Since colonial times we have remained faithful servants to an illiterate and impossible system of imposed make believe.
The jist of this article really does nothing to dismiss the question of colonization but only speaks to the degree and rate at which certain imperial players practice it.
It is the math of money (as presently conceived and structured and imposed) that should have told us that when everything is linked (monetized & commoditized) to inherent instability then everything, including community capacity and coherence, future generations, the natural world, will get sacrificed in vain attempts to respond to the illiterate imperatives of money (NOT part of the natural world) that remain unquestioned at the conceptual level. The varying geographic centers of these illiterate impositions nor the rate or other attached conditions do nothing to dismiss the imposed illiteracy or the colonial nature of continuing to operate within these imposed institutions.
In addition to the above-mentioned illiterate and unnecessary sacrifices one must also include the nonsense of war and the attempts to control those natural resources and using the further imposition of the same illiteracy about currency from one nation over another! Talk about compound illiteracy! Now every country is using this 'operating system' for control of the populace within its borders (as if that is not bad enough!) ...trouble is that the fighting between countries is so illiterate that countries are going to war over nonsense conceptual make believe!

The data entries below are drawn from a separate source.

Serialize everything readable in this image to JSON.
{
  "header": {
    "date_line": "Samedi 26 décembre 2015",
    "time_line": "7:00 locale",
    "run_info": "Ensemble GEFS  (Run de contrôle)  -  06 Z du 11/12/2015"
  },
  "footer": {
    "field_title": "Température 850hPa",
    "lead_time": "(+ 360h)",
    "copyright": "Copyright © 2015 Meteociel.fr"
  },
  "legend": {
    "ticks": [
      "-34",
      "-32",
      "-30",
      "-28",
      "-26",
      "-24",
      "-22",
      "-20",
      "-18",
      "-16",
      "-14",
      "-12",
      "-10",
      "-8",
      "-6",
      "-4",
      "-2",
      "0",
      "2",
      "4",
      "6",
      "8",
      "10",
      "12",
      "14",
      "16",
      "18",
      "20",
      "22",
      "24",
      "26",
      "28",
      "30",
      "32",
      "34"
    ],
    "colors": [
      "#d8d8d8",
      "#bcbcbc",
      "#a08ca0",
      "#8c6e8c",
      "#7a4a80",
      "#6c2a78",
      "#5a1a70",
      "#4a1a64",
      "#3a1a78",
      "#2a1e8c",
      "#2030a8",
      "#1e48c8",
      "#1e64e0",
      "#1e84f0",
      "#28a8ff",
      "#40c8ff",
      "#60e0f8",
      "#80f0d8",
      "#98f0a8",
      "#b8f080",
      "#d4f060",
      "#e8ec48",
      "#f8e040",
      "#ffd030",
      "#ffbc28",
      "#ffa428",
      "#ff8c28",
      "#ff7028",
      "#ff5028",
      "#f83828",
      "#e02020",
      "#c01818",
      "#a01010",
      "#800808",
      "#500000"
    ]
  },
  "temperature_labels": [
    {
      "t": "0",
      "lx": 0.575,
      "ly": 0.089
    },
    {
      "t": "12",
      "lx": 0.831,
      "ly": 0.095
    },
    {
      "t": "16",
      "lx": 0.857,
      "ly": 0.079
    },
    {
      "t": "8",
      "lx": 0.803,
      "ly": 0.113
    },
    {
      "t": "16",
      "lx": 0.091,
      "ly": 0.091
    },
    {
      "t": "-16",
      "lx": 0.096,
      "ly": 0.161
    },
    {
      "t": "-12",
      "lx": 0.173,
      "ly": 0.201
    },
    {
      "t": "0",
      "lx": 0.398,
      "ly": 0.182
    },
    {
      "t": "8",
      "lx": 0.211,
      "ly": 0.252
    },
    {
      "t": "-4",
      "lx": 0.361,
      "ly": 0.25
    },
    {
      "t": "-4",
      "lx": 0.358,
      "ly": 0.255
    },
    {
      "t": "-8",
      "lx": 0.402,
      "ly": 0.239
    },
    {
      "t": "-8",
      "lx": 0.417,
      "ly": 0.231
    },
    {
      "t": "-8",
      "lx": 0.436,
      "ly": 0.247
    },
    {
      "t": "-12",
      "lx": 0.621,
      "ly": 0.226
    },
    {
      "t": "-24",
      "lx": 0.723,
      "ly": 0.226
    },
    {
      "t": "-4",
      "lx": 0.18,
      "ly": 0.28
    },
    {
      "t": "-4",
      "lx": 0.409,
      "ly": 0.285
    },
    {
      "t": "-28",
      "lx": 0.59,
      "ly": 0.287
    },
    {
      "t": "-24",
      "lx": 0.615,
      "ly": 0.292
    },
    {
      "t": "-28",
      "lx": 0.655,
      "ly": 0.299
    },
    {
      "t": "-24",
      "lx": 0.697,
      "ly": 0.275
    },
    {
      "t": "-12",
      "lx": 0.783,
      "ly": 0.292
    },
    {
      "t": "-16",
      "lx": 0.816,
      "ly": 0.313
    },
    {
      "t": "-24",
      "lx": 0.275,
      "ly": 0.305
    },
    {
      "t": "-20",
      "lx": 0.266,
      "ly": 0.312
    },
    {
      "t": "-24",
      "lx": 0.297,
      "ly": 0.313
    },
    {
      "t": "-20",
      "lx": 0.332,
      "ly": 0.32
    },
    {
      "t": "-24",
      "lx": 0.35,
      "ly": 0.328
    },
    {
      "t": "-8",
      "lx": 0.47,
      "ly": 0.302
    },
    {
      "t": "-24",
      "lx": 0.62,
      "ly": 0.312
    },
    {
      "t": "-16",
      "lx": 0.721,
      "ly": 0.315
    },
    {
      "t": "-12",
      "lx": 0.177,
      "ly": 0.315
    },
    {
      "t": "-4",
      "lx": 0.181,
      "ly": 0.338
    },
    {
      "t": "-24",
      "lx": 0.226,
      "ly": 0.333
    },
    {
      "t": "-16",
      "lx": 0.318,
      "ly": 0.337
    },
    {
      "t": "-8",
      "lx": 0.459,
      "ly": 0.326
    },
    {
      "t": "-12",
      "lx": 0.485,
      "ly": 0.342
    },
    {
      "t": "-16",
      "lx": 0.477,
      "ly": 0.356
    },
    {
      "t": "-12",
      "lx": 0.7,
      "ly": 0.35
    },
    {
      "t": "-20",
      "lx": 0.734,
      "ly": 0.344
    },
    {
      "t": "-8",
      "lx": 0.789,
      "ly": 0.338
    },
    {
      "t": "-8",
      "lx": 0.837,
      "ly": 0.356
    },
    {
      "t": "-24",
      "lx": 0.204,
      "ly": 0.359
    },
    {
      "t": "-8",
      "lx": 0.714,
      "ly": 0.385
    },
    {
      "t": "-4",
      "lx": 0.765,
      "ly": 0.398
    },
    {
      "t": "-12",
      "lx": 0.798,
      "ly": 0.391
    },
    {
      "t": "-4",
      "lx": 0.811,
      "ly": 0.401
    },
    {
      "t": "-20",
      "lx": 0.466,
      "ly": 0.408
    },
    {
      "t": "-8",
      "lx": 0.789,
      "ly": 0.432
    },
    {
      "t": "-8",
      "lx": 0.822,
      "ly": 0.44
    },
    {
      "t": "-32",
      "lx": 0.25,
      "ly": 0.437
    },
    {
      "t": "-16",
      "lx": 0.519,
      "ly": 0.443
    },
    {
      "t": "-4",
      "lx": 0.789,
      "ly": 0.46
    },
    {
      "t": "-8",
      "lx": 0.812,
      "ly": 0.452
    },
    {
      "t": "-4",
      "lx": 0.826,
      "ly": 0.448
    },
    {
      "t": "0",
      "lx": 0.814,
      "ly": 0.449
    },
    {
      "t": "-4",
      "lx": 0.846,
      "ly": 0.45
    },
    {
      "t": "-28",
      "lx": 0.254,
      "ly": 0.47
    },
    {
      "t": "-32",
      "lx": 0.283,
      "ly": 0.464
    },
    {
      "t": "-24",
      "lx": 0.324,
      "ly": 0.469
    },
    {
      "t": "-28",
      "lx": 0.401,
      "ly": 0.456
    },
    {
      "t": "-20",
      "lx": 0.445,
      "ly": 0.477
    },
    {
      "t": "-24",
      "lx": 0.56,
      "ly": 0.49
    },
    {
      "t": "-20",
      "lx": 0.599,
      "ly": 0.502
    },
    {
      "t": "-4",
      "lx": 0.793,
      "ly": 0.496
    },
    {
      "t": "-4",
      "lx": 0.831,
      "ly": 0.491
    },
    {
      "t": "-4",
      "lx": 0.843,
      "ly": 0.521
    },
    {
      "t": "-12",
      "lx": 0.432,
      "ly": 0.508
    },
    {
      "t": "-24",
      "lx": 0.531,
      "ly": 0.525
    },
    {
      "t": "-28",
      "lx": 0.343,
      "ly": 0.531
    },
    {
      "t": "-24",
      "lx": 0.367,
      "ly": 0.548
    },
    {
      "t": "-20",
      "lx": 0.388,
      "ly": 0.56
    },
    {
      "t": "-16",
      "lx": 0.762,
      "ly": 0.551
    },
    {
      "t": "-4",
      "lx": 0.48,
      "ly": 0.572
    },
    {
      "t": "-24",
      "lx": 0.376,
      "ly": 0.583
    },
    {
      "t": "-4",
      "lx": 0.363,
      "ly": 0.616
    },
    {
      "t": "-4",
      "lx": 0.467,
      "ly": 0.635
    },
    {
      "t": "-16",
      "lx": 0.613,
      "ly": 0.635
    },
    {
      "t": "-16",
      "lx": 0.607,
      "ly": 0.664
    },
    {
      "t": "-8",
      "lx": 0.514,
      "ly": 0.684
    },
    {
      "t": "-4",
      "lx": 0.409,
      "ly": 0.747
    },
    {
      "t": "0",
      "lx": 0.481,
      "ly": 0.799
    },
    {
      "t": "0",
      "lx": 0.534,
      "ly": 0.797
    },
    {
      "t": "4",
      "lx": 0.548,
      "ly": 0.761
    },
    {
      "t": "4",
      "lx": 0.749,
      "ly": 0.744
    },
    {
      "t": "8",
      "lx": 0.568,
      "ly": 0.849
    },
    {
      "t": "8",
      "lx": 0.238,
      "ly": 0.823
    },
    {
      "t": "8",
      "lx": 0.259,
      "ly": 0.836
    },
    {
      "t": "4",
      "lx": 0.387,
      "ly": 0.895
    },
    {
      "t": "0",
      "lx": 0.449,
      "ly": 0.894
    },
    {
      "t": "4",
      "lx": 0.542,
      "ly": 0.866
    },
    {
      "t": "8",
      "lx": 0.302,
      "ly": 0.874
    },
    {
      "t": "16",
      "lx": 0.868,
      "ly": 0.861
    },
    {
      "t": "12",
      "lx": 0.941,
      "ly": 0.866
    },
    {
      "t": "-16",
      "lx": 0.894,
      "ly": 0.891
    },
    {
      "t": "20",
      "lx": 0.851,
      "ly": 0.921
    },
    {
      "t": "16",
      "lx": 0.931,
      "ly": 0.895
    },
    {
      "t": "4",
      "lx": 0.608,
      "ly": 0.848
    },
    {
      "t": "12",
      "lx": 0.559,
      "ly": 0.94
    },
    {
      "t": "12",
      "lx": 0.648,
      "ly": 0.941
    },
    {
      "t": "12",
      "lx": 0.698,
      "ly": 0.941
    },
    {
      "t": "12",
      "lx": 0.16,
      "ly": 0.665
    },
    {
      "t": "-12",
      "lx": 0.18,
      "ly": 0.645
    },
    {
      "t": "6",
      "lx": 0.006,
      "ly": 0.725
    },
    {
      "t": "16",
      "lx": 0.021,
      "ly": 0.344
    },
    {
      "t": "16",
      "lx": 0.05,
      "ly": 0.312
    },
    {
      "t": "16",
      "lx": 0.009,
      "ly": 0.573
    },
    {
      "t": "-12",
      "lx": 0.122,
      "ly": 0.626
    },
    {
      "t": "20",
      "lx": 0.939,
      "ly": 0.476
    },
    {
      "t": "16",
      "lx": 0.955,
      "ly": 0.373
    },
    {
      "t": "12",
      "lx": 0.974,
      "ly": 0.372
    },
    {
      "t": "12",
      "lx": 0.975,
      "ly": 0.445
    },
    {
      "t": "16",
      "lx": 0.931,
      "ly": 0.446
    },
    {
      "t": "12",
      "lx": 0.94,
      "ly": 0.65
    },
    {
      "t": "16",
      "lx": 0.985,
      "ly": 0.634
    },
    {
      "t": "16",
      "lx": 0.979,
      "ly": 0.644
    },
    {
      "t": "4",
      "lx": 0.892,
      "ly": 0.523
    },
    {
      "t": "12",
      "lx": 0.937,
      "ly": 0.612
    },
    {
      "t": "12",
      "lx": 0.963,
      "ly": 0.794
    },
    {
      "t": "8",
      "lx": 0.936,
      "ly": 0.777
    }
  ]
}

We are killing each other over monetary illiteracy!
Let's stop this!
https://bibocurrency.com/index.php/downloads-2/19-english-root/learn/299-stop-wwiii
The process of decolonization must throw out all the imposed systems. That includes the systems of colonial money imposed around the colonized world. Behind these colonial impositions there is absolute illiteracy that then easily proves the imperialist colonizers to be illiterate about logic and basic Applied Mathematics.
When the freedom movement reclaims the literacy about money itself the colonizers will be shown to be the illiterate fools that imposed this illiteracy on everyone under their thumb, including themselves!